The constant skype linkup really helped in terms of motivation, its so much more productive to just ask a question and have it responded to than to dig through someone’s code trying to figure out what they were thinking, to scan google results looking for the info you need, or to send an e-mail to someone and wait for them to respond. Skype is also more productive than instant messaging. This surprised me; turns out that its much easier to talk and type in or scroll your source window than it is to be constantly switching back and fourth to your IM window.

For those interested, here is the result of our 48 hour sprint, a relatively complete and not-quite bug-free loaned item tracking application: WhoHasMy.

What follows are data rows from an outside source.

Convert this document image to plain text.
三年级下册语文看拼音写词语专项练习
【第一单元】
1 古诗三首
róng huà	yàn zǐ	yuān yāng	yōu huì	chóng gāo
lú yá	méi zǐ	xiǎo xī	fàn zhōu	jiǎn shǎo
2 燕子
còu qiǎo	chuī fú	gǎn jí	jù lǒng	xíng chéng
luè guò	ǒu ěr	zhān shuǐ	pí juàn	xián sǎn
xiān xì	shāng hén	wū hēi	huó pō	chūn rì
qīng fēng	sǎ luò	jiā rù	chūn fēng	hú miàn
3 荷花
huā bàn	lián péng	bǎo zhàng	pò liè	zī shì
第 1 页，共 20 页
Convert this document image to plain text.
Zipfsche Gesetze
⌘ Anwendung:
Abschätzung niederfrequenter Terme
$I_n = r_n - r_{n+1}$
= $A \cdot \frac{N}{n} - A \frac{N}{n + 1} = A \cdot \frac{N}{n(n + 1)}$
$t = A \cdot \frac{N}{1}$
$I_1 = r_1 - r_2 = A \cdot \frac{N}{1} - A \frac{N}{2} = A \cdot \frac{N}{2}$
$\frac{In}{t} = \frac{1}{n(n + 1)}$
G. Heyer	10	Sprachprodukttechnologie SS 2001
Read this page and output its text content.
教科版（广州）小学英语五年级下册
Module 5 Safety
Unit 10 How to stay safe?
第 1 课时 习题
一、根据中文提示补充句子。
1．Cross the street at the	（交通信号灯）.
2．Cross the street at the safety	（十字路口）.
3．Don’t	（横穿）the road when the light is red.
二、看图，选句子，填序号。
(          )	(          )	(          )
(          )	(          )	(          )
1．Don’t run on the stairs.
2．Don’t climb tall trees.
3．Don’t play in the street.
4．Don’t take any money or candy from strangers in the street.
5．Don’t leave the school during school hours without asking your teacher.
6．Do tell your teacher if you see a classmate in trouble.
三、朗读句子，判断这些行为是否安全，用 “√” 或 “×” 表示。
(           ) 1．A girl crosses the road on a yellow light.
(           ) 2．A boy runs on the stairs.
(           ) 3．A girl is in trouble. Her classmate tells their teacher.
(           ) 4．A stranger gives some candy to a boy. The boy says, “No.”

Phil deserves all the credit on the sleek design, he’s totally awesome and is the difference between an ugly django app with ajax calls and a professional one. He also has an entertaining habit of verbifying nouns.

Jason deserves the credit for the initial idea, most of the program design, autocomplete, and bailing us out when git-svn confused us… several times.

I will take credit for an outrageous number of commits editing the to-do file and keeping us organized. I think I may also have written some python code and some interesting ajax requests.

Our top priority was to have fun. And we did — It was a blast. I think we’ve got a decent chance at a prize, though there’s some stiff competition out there. But hey, Who would turn down a free private github subscription or Bacon?